Car désormais la communication ministérielle a totalement rompu avec la réalité… pour s’enfermer dans l’illusion qu’il suffit d’énoncer des arguments pour justifier des choix.
Ainsi, interviewé par Jean-Jacques Bourdin[2], le ministre affirme que dans les cantines, le service est assuré une seule classe à la fois ! Comment oser affirmer cela alors que tous les agents et usager sont témoins que l’information est totalement fausse ! Ce n’est même pas une consigne … et de toute façon elle serait vaine : imaginez le temps nécessaire s’il fallait faire des services successifs pour les dizaines de classes d’un lycée. Déjà à l’échelle de la plupart des écoles, ce serait impossible.

Cette logique va jusqu’à l’absurdité puisque le discours institutionnel annonce une amélioration dont témoignerait le nombre plus réduit de classes fermées alors que cette réduction n’est due qu’au changement de protocole qui a réduit les cas rendant possible la fermeture de classe. Quant aux chiffres de contamination annoncés, il suffit de les comparer avec ceux annoncés par le ministère de la Santé pour nourrir quelques doutes.

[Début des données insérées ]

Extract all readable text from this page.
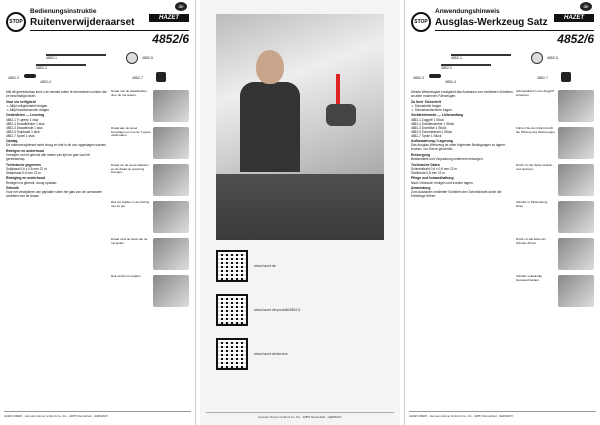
STOP
Bedienungsinstruktie
Ruitenverwijderaarset
de
HAZET
4852/6
4852-1
4852-2
4852-3
4852-4
4852-5
4852-7

Met dit gereedschap kunt u de meeste ruiten te demonteren zonder dat ze beschadigd raken.

Voor uw veiligheid

⚠ Altijd veiligheidsbril dragen.

⚠ Altijd handschoenen dragen.

Onderdelen — Levering

4852-1 Tr-greep 1 stuk

4852-4 Draadtrekker 1 stuk

4852-3 Draadeinde 1 stuk

4852-5 Snijdraad 1 stuk

4852-7 Spoel 1 stuk

Opslag

De ruitenverwijderset moet droog en niet in de zon opgeslagen worden.

Reinigen en onderhoud

Verwijder na het gebruik alle resten van lijm en glas van het gereedschap.

Technische gegevens

Snijdraad 0,6 x 0,8 mm 22 m

Staaldraad 0,8 mm 22 m

Reiniging en onderhoud

Reinigen na gebruik, droog opslaan.

Gebruik

Voor het verwijderen van geplakte ruiten het glas van de carrosserie scheiden met de draad.

Draad met de draadtrekker door de ruit steken.
Draad aan de spoel bevestigen en met de T-greep vasthouden.
Draad om de spoel wikkelen en de draad op spanning brengen.
Ruit los snijden in de richting van de pijl.
Draad rond de hoek van de ruit leiden.
Ruit verder los snijden.
HAZET-WERK · Hermann Zerver GmbH & Co. KG · 42857 Remscheid · GERMANY
www.hazet.de
www.hazet.de/produkt/4852-6
www.hazet.de/service
Hermann Zerver GmbH & Co. KG · 42857 Remscheid · GERMANY
STOP
Anwendungshinweis
Ausglas-Werkzeug Satz
de
HAZET
4852/6
4852-1
4852-2
4852-3
4852-4
4852-5
4852-7

Dieses Werkzeugset ermöglicht das Ausbauen von verklebten Scheiben an allen modernen Fahrzeugen.

Zu Ihrer Sicherheit

⚠ Schutzbrille tragen.

⚠ Schutzhandschuhe tragen.

Geräteelemente — Lieferumfang

4852-1 Zuggriff 1 Stück

4852-4 Drahteinzieher 1 Stück

4852-3 Drahtöse 1 Stück

4852-5 Schneiddraht 1 Stück

4852-7 Spule 1 Stück

Aufbewahrung / Lagerung

Das Ausglas-Werkzeug ist unter folgenden Bedingungen zu lagern: trocken, vor Sonne geschützt.

Entsorgung

Bestandteile und Verpackung sortenrein entsorgen.

Technische Daten

Schneiddraht 0,6 x 0,8 mm 22 m

Stahldraht 0,8 mm 22 m

Pflege und Instandhaltung

Nach Gebrauch reinigen und trocken lagern.

Anwendung

Zum Ausbauen verklebter Scheiben den Schneiddraht durch die Klebefuge führen.

Schneiddraht in den Zuggriff einsetzen.
Führen Sie den Draht durch die Öffnung des Werkzeuges.
Draht um die Spule wickeln und spannen.
Scheibe in Pfeilrichtung lösen.
Draht um die Ecke der Scheibe führen.
Scheibe vollständig herausschneiden.
HAZET-WERK · Hermann Zerver GmbH & Co. KG · 42857 Remscheid · GERMANY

La réalité, tout le monde la connaît, c’est une flambée de contaminations ! Déjà depuis plusieurs mois, on cherchait à réduire le nombre de classes fermées par l’invention d’une nouvelle catégorie « classe avec suspension provisoire de l’accueil ». La rhétorique ministérielle va désormais chercher sa prétendue habileté dans la rouerie.

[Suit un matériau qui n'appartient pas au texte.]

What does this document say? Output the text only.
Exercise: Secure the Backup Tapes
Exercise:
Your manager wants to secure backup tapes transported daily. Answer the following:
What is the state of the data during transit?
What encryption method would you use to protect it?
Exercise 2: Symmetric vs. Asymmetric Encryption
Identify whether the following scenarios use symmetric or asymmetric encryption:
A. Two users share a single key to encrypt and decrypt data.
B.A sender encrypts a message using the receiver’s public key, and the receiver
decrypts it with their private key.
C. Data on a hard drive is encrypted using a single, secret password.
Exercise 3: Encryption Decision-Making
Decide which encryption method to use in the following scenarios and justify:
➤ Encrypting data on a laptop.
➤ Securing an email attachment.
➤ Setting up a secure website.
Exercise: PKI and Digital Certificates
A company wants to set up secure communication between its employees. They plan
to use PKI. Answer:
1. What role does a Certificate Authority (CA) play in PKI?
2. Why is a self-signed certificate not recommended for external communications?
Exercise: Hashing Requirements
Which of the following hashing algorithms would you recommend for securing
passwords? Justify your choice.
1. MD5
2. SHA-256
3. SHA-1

Parmi les conséquences, il y a toutes celles issues des tensions que créent ces jeux communicationnels. Ainsi quand la FAQ du ministère invite les directrices et directeurs d’école à réduire le brassage des élèves en cas d’absence d’un enseignant contaminé, c’est-à-dire incite à ne pas les inclure dans les autres classes. Sur le terrain les consignes sont tout autres : surtout ne pas fermer pour produire un chiffre témoignant de l’exceptionnelle volonté du ministre français. Il n’est pas compliqué d’imaginer les conséquences en termes de conflits entre école et familles quand la communication ministérielle, obsédée à répéter que tout va bien, revient à sous-entendre que les décisions locales ne seraient pas guidées par une volonté de sécurité sanitaire mais par celle d’anticiper les congés des vacances scolaires.

Malgré les discours, la réalité des indigences de la politique ministérielle est de plus en plus visible.

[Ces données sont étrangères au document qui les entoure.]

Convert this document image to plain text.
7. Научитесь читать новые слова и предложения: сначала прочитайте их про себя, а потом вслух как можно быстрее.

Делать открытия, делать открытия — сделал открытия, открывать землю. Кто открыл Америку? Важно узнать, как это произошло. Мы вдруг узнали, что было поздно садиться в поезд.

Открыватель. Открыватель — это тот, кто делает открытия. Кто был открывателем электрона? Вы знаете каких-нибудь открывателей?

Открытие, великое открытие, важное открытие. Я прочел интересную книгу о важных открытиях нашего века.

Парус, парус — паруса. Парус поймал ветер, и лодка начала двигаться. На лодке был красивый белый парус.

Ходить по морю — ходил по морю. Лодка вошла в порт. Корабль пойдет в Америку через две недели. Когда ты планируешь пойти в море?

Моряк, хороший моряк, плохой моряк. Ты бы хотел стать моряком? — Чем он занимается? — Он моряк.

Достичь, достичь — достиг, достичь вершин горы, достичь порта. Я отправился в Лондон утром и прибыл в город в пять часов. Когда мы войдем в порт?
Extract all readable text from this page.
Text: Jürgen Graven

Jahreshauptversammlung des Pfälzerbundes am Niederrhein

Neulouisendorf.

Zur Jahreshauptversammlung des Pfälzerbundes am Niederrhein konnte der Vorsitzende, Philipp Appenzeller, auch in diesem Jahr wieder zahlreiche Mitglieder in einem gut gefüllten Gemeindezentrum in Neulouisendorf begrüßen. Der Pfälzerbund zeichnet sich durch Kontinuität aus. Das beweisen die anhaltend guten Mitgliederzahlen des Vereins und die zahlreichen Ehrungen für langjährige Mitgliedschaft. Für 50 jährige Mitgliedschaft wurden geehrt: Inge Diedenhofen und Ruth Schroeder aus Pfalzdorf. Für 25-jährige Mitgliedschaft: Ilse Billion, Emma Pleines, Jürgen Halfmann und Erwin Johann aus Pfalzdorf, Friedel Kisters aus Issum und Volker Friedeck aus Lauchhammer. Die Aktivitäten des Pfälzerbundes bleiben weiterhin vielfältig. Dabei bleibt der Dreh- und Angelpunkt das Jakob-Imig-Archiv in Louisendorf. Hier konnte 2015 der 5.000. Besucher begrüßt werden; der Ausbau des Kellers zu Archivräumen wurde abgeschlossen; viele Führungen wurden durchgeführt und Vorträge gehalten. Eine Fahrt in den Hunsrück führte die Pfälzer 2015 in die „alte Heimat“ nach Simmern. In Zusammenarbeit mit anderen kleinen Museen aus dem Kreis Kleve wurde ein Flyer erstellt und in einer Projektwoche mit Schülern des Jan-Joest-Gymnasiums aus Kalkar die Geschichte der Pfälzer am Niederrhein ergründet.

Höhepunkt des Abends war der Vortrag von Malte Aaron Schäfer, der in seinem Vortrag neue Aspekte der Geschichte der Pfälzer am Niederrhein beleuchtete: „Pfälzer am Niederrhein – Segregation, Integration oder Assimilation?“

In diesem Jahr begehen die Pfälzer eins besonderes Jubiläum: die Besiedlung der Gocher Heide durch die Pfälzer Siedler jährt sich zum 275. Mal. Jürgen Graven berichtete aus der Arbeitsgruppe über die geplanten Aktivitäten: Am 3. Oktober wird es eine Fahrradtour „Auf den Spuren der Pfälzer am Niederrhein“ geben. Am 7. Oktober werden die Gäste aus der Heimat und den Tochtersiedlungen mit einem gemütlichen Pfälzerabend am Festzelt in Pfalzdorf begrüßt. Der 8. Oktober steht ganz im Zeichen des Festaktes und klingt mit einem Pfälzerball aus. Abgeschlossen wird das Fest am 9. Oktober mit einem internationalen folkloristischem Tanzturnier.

Si l’on compare par exemple les investissements d’État faits pour améliorer le renouvellement de l’air dans les classes, force est de constater que l’aide vantée par le ministre est ridiculement faible en France. 20 millions d’euros ont été consacrés à l’achat de détecteurs de CO2 alors qu’en Allemagne les dépenses fédérales ont été 35 fois supérieures (700 millions) pour acheter des purificateurs et engager des investissements de ventilation des bâtiments.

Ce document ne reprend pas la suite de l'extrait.